Quella in Cile e Paraguay sarà la prima e unica visita del presidente della Repubblica, Sergio Mattarella, in Sudamerica nel 2023. Intensa l’agenda del capo dello Stato, che da oggi, 3 luglio, a giovedì 6 luglio, accompagnato dal vice ministro agli Esteri, Edmondo Cirielli, sarà a Santiago del Cile e Punta Arenas, mentre dal 6 all’8 luglio ad Asuncion e Ciudad del Este. Tanti gli spunti che offre la doppia missione, che ha l’obiettivo di rafforzare le relazioni con un continente considerato molto vicino all’Italia ma allo stesso tempo lontano geograficamente. Cile e Paraguay sono Paesi particolari, che Mattarella non aveva ancora mai visitato negli anni del suo mandato: di media grandezza il primo, più piccolo il secondo, ma entrambi con buone potenzialità di partenariato da sviluppare. Ma è l’intero continente a offrire buone occasioni, anche grazie al rilancio di un dialogo con l’Europa, dunque, con l’Italia, che avrà uno dei momenti più rappresentativi il 17 e 18 luglio prossimi, quando a Bruxelles si terrà il Vertice Ue-Celac (Comunità degli Stati latinoamericani e caraibici), alla presenza di 30 tra capi di Stato e di governo.

La visita in Cile avrà un significato anche simbolico, visto che cade anche nel cinquantesimo anniversario del golpe compiuto dall’esercito e dalla polizia nazionale, che l’11 settembre del 1973 rovesciò il governo di Salvador Allende, democraticamente eletto, instaurando il regime autoritario del generale Augusto Pinochet, che durò fino al marzo del 1990. L’Italia, in quegli anni bui, fu di grande sostegno alle popolazioni.

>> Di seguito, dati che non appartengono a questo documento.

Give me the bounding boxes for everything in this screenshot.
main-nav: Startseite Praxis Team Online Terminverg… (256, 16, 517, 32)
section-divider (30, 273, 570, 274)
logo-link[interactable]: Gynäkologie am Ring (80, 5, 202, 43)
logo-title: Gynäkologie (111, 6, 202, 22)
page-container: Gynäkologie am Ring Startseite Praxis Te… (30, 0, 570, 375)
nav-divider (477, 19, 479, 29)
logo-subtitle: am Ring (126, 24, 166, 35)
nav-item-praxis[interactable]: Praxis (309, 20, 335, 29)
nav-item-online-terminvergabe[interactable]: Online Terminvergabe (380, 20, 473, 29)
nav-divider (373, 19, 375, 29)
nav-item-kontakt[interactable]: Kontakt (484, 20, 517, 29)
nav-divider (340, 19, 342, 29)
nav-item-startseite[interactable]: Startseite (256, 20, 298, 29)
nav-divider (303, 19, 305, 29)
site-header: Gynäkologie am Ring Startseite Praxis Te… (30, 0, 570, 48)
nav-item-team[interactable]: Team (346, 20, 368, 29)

Oggi l’obiettivo è consolidare quella che viene definita una sorta di ‘fratellanza’. Nella Capitale Mattarella vedrà Gabriel Boric, il 37enne presidente che fa parte di una nuova generazione di politici sudamericani. Il capo dello Stato incontrerà anche i presidenti dei due rami del Congresso nazionale, quello del Senato, Juan Antonio Coloma Correa, e l’omologo della Camera dei deputati, Vlado Mirosevic Verdugo.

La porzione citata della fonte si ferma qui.